Natalie Kostelni Reporter Philadelphia Business Journal
A California real estate company has paid $107.74 million, or $201 a square foot, for a pair of industrial buildings in South Jersey.
Watson Land Co. bought a 283,040-square-foot building at 100 Huff Lane, and a 252,750-square-foot building at 191 Harmony Road, enters South Jersey with the purchase and expands its East Coast presence. The company, which focuses on buying and developing industrial real estate, owns properties in the Lehigh Valley.

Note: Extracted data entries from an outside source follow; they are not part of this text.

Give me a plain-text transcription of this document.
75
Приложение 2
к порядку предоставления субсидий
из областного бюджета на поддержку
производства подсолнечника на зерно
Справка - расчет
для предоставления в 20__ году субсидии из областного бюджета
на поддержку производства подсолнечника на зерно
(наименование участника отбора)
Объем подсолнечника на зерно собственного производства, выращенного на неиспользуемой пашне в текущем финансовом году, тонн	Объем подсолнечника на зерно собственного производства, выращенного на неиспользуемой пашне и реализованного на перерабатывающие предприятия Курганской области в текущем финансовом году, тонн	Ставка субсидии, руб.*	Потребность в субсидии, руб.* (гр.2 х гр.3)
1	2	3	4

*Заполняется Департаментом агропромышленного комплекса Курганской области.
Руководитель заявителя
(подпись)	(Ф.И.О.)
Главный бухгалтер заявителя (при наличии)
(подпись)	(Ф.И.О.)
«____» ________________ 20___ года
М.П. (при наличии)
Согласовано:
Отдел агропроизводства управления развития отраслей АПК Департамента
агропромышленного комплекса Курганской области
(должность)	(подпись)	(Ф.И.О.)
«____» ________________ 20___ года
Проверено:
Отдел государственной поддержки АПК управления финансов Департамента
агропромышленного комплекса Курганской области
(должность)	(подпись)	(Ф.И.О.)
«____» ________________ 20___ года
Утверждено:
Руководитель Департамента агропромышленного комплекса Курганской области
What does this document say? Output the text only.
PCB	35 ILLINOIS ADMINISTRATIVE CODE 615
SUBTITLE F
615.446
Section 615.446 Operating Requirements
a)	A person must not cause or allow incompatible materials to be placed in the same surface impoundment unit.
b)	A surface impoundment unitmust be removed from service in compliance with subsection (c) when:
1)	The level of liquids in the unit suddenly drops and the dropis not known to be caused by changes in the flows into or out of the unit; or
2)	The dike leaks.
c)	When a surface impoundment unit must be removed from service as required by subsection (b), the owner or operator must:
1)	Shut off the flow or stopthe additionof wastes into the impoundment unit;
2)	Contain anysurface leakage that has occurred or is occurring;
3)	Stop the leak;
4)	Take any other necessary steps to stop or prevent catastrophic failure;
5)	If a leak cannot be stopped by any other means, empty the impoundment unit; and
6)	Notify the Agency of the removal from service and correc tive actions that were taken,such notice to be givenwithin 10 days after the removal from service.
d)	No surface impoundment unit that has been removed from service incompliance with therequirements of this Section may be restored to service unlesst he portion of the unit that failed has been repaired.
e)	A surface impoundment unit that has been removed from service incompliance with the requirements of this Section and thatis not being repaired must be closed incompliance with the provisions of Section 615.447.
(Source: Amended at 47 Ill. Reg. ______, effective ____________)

The sale of the Cubes at Huff Lane and the Cubes at Harmony Road in East Greenwich sets a new high water mark on a per-square-foot basis for traditional a warehouse in South Jersey, according to JLL.
The seller was CRG, the real estate development and investment arm of Chicago-based Clayco.
The transaction embodies all of the aspects of the industrial market these days, particularly in South Jersey.
Banking on continued robust demand, CRG developed the two buildings in 2020 on speculation, or without any tenants lined up to fill the space. The location of the two buildings had all of the elements for success since it was adjacent to Interstate 295, a half mile from the New Jersey Turnpike and about 20 miles from Interstate 95.
The gamble CRG took paid off as have most of the speculative developments undertaken throughout the region. The real estate company landed long-term tenants for the buildings. Jaguar Land Rover North America, which is headquartered in Mahwah, New Jersey, leased the Huff Road building. Elogistics, a rapidly expanding Chinese-based third-party logistics provider, leased the Harmony Road property.
“When I first developed in Central New Jersey in 1999 at Exit 8A, I remember I was accused by my own company as being a renegade,” said Frank Petkunas, who is Northeast industrial leader for CRG and was then with a different company.